In 2019, the global solar power sector returned to a two-digit growth path, increasing by 13% to 116.9 GW to set a new annual installation record. This growth helped solar expand its annual share among all other power generation technologies to 48%. In other words, almost half of the global net power plant capacity installed in 2019 was based on PV technology. While solar’s combined electricity output reached a mere 2.6%, this highlights the immense growth potential, which is increasingly in reach. These are some of the main conclusions of the report “Global Market Outlook for Solar Power 2020- 2024”, released last June by SolarPower Europe (SPE). This article sets out these and other interesting findings from the report.
Analysis from various sources substantiates the fact that utility-scale solar is often the lowest cost power generation technology, with costs continuing to fall. The latest LCOE analysis, version 13.0, released in November 2019 by US investment bank Lazard, shows utility-scale solar’s cost improving over the previous version by 7%. Utility-scale solar is again cheaper than new conventional power generation sources nuclear and coal, as well as combined-cycle gas turbine. However, solar has started to compete with another fossil fuel segment: gas turbines used to meet peak demand. With the rapidly decreasing cost for batteries, solar plus storage can outcompete gas peakers, depending on regional and framework conditions. Last year in Arizona, for example, a utility ordered a 100 MW/4-hour battery storage system to provide peaking capacity for its solar power generation fleet.

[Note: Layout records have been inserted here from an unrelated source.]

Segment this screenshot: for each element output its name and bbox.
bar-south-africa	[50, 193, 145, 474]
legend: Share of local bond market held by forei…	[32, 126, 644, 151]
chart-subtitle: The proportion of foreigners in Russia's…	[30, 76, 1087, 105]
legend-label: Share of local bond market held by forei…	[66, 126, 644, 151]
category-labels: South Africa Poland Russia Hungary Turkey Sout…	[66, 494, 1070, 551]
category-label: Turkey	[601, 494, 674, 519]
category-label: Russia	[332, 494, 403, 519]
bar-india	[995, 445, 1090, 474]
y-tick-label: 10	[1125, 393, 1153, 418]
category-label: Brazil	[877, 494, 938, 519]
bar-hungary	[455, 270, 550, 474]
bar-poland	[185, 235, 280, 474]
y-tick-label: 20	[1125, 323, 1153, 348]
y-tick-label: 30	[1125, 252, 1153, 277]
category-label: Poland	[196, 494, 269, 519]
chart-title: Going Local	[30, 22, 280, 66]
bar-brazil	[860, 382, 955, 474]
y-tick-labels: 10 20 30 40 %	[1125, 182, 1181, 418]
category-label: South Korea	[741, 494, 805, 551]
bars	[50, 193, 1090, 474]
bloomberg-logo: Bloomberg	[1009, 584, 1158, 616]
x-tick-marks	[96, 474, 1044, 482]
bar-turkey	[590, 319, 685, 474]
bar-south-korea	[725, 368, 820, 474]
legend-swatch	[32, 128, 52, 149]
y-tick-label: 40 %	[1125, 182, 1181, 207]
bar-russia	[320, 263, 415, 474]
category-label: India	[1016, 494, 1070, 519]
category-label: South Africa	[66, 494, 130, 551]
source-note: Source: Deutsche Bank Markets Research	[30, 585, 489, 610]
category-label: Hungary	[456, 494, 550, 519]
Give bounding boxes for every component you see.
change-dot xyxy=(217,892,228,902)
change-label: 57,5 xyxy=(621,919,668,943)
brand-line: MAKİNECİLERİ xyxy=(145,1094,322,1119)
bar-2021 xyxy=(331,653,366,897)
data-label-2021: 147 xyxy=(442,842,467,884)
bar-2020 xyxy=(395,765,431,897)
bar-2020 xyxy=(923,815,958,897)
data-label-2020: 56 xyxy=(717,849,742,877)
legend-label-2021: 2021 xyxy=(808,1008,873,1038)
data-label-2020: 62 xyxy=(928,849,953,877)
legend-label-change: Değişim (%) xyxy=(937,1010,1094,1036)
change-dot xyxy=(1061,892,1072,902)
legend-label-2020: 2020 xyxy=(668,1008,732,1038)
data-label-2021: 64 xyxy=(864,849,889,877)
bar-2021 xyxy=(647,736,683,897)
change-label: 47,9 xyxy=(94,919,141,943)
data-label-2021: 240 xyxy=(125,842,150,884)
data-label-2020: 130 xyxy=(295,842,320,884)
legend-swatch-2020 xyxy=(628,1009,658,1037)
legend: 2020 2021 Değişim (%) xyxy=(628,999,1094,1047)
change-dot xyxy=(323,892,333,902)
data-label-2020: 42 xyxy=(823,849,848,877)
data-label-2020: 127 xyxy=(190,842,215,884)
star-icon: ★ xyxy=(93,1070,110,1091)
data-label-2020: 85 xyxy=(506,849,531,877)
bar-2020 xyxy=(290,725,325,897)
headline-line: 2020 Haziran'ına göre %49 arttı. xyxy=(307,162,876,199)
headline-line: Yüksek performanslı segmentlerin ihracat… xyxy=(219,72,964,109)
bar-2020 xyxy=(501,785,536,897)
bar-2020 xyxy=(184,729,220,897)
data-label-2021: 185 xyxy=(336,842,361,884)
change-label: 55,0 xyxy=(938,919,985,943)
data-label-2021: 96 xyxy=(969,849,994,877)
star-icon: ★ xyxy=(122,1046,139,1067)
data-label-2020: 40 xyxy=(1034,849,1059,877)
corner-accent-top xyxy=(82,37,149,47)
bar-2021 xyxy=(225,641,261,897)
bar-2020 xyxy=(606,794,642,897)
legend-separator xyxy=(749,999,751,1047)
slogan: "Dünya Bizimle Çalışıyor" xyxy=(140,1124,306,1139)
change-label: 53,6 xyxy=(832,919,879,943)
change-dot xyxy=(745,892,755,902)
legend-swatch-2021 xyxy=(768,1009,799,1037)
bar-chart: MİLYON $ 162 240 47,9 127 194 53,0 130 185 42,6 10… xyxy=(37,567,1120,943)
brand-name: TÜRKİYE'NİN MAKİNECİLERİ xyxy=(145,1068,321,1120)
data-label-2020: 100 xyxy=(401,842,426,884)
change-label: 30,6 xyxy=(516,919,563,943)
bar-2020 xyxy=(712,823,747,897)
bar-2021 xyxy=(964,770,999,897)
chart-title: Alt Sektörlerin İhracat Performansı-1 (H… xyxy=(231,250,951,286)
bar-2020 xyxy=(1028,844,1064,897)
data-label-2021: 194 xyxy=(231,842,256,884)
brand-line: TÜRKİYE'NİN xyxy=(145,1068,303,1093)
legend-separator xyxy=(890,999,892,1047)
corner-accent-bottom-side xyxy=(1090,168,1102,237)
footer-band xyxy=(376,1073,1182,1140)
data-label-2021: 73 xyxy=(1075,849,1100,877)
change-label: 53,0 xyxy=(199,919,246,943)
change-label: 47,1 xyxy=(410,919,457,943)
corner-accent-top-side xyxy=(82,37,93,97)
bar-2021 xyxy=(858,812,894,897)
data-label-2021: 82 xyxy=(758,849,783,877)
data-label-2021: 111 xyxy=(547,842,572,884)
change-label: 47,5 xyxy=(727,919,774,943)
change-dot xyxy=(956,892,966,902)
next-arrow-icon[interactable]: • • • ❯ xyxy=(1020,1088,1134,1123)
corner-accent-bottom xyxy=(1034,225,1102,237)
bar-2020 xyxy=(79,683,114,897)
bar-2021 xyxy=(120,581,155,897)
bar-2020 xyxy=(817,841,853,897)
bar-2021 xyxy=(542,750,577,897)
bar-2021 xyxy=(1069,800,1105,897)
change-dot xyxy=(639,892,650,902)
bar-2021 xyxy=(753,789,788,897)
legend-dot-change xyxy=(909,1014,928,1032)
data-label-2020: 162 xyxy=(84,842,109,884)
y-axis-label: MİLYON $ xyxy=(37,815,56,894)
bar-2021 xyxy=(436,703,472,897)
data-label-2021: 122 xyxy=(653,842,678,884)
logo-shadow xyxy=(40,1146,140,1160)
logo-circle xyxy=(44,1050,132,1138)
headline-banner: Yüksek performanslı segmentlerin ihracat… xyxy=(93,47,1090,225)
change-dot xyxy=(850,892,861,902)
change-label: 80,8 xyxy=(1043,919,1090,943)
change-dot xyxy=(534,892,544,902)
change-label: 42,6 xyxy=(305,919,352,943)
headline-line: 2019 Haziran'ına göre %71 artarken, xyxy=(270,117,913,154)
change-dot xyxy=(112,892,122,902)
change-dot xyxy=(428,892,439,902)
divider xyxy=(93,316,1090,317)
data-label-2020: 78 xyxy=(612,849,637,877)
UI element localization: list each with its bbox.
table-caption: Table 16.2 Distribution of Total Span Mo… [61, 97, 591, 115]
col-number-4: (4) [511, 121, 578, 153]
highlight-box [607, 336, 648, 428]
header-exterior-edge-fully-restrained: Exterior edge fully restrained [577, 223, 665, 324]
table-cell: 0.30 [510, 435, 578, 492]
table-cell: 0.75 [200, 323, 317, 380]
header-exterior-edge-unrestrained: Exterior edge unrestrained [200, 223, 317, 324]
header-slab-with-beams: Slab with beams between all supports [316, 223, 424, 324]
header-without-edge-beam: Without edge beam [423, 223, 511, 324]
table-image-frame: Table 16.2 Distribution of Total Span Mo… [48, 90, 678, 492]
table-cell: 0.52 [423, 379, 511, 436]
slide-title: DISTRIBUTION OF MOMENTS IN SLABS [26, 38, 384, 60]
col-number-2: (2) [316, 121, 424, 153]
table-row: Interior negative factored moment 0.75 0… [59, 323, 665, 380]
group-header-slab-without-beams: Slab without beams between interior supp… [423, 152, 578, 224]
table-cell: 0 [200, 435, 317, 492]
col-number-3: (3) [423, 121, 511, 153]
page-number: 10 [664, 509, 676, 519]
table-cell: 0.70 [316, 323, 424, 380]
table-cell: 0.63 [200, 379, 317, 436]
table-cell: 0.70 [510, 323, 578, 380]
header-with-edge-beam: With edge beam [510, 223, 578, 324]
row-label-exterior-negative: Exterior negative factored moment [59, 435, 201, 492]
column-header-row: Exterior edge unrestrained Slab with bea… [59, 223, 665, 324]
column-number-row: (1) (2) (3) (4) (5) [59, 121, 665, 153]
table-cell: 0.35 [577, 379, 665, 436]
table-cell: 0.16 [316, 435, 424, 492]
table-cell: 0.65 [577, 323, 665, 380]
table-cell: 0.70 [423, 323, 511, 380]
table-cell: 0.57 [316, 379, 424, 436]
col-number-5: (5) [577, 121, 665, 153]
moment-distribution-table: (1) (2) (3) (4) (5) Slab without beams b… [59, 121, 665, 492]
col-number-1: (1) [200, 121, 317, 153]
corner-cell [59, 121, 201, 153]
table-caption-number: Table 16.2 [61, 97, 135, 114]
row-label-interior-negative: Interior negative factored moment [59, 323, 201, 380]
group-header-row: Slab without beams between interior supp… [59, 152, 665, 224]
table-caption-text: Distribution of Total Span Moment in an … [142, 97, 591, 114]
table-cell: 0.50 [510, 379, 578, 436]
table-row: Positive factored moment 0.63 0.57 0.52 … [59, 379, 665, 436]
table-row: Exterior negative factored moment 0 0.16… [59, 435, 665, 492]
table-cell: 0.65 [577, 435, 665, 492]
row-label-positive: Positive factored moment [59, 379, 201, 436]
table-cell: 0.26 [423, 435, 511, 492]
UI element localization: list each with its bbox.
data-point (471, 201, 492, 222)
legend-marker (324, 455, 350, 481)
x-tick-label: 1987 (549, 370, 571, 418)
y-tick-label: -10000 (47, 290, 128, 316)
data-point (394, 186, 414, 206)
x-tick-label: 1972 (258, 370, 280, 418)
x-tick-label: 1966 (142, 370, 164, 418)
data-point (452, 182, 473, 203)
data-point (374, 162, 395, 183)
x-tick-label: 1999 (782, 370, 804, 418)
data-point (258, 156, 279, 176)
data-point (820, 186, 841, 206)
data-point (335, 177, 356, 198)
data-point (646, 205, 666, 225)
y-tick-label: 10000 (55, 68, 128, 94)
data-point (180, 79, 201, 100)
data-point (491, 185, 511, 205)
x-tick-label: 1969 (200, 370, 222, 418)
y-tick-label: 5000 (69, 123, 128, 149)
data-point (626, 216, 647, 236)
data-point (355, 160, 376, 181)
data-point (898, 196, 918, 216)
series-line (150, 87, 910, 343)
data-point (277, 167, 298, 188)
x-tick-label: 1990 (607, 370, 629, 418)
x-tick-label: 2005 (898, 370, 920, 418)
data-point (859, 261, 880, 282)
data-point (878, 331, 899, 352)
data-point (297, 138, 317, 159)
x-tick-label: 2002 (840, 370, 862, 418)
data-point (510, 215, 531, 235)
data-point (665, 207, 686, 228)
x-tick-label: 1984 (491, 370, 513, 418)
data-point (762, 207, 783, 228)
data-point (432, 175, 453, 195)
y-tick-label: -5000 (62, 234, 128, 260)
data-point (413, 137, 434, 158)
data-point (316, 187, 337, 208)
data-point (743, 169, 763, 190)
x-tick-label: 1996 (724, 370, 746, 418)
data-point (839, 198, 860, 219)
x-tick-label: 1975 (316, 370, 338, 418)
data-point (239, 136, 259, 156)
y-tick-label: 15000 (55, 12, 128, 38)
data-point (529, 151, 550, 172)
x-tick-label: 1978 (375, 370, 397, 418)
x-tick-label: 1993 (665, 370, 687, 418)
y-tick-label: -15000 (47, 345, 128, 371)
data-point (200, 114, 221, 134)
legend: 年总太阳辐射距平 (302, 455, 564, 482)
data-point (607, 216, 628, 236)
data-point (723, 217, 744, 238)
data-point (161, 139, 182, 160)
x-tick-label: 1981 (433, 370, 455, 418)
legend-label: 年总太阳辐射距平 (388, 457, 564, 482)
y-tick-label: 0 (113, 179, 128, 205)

Only one year after several tenders saw solar-winning bids enter the 2 US cent/kWh level, the next frontier was reached in 2019, when solar tariffs in the 1 US cent range were reported from four different regions: Latin America, North America, Europe and the Middle East. The world’s lowest solar power contract was awarded in Portugal’s first solar energy auction in August 2019 at 1.65 US cents/kWh for a 150 MW system, to French PV company Akuo, beating the lowest solar bid of 1.69 US cents/ kWh achieved in Brazil’s A-4 New Energy Auction only a month earlier. A third 1 cent range deal was claimed in November, at 1.7 US cents/kWh for a 900 MW part of Dubai’s Rashid al Maktoum Solar Park, which is targeted to reach 5 GW by 2030.